Alunos pobres chumbam mais logo a partir do 1.º ciclo
Estudantes com Ação Social Escolar têm os piores resultados na conclusão do 1.º ciclo no tempo esperado, mas melhoraram muito numa década. Rapazes e raparigas pela primeira vez com resultados iguais.
As dificuldades de funcionamento do ‘elevador social’ nas escolas portuguesas começam logo no 1.º ciclo (1.º ao 4.º ano), onde os alunos oriundos de famílias com menos rendimentos, que beneficiam de apoio da Ação Social Escolar (ASE), começam cedo a marcar passo. Enquanto entre os alunos sem ASE, 94% conseguem concluir o 1.º ciclo nos quatro anos esperados, já entre os estudantes com ASE a percentagem desce para 87%, segundo os últimos dados conhecidos, relativos a 2023/2024, divulgados agora pela Direção-Geral de Estatísticas da Educação e Ciência (DGEEC). Indo ao pormenor, constata-se que entre os alunos com escalão A da ASE (os mais carenciados), os resultados são ainda piores e apenas 83% conclui o 1.º ciclo em quatro anos. Já no escalão B, a percentagem que termina sem reprovações é de 92%.
Ainda assim, em termos de evolução, os alunos com ASE melhoraram 2 pontos percentuais (p.p.) em relação a 2022/2023 e um total de 10 p.p. face a 2014/2015, conseguindo uma melhoria significativa numa década.
Em termos globais, dos 82 007 alunos que entraram para o 1.º ano em 2020/2021, 92% concluiu o 4.º ano em 2023/2024, no tempo esperado e sem chumbar. É um acréscimo de um p.p. face a 2022/2023 e de 11 (p.p.) numa década, em relação a 2014/2015.
Um dado curioso é que, pela primeira vez, a percentagem de raparigas e rapazes a concluir o 1.º ciclo em quatro anos é a mesma (92%), com o sexo masculino a recuperar de uma desvantagem que era de 3 p.p. em 2014/2015. Este é um dado inédito no ensino básico e no secundário.
Por regiões, tal como sucede na maioria dos indicadores de Educação, o Norte apresenta melhores resultados, com 95% dos alunos a concluir o 1.º ciclo no tempo esperado em 2023/2024. Segue-se a região Centro, com 94%, Oeste e Vale do Tejo (92%), Península de Setúbal e Alentejo (ambos 90%), Grande Lisboa (89%) e Algarve (88%).

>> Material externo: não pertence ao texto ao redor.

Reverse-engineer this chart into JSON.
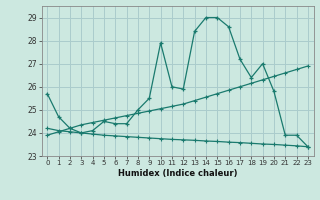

Numa análise mais fina por regiões NUTS III, os melhores resultados são no Alto Minho, com 97%, seguido de Ave, Cávado, e Tâmega e Sousa, todos com 96%. Já os piores resultados verificam-se no Baixo Alentejo (85%), Algarve (88%) e Grande Lisboa (89%).
Estrangeiros com mais dificuldades
Entre os alunos estrangeiros há maior dificuldade em concluir o 1.º ciclo no tempo esperado. Os piores resultados são entre os alunos oriundos da Índia e Bulgária, ambos com 18% de estudantes que não concluiu em 2023/2024 nos quatro anos e continuava matriculado. Seguem-se os alunos do Bangladesh (17%), Paquistão e Guiné-Bissau (15%), Síria e Irlanda (13%) e Marrocos (11%).